Integer to "binary string"?

Jeff Epler jepler at unpythonic.net
Sun Dec 15 15:43:06 EST 2002


>          s = (i & 1 and '1' or '0') + s

This is the same as
    if i % 2 == 1: # i mod 2
	s = '1' + s
    else:
	s = '0' + s
("x & (n-1)" is the same as "x % n" if n is a power of 2)
("a and b" is a if a it is false, otherwise it is b.
"c and d" is c if c is true, otherwise it is d.
"a and b or c" is equivalent to C's "a ? b : c" as long as b is not false.
"a ? b : c" is like "if a: b; else c" except that it is an expression,
not a statement)

>          i >>= 1

This is the same as
    i = i / 2 # truncating ("floor") division
( x >> n is the same as x / (2^n) )

>      return s or '0'
This is the same as
    if s:
	return s
    else:
	return 0

So this code simply follows the rule to convert a number into any base:
 If the number is 0, return '0'
 Otherwise, find the leftmost digit by taking the remainder of the number
  divided by the base.  Then, for purposes of finding the rest of the
  digits, divide the number by the base and continue.

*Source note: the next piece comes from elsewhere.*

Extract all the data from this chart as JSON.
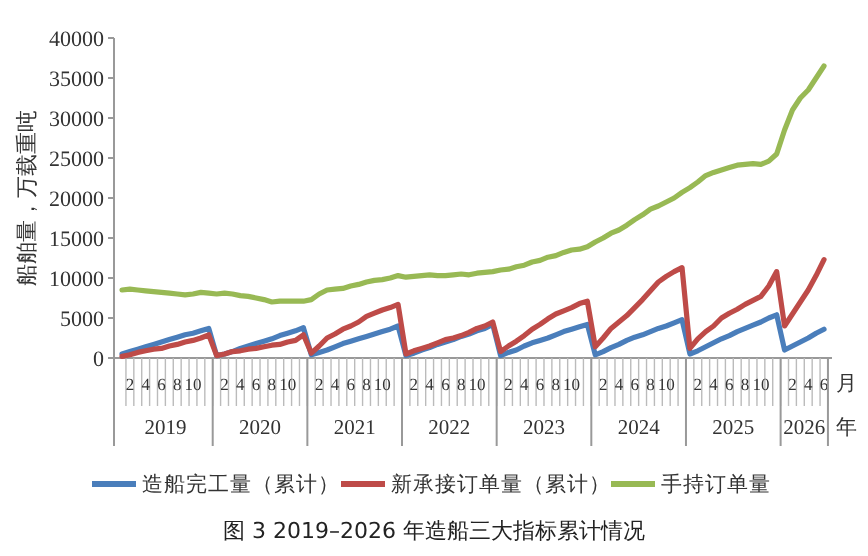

A more generic version might read like this (good for bases up to 26):

    digit_names = string.digits + string.uppercase[:26] # "0..9A..Z"

    def convert_to_base_n(number, base):
	if number == 0: return "0"
	converted_number = ""
	while number:
	    number, digit = divmod(number, base)
	    converted_number = digit_names[digit] + converted_number
	return converted_number
	
divmod(a,b) is equivalent to (a/b, a%b), when a and b are both positive.

To convert from any base, you can use int("...", base):
    >>> int("1001", 2)
    9
you could write this yourself:
    character_to_digit = dict([(digit_names[i], i)
	    for i in range(len(digit_names))])

    def convert_from_base_n(converted_number, base):
	number = 0
	for converted_digit in converted_number:
	    number = number * base + character_to_digit[converted_digit]
	return number

This is all basic "base" arithmetic.  It should all be clear once the
cleverness in Python implementation is stripped away.  The example you
found visits some slightly odd corners of Python.  We're not totally immune
to the urge to appear clever when we write our code.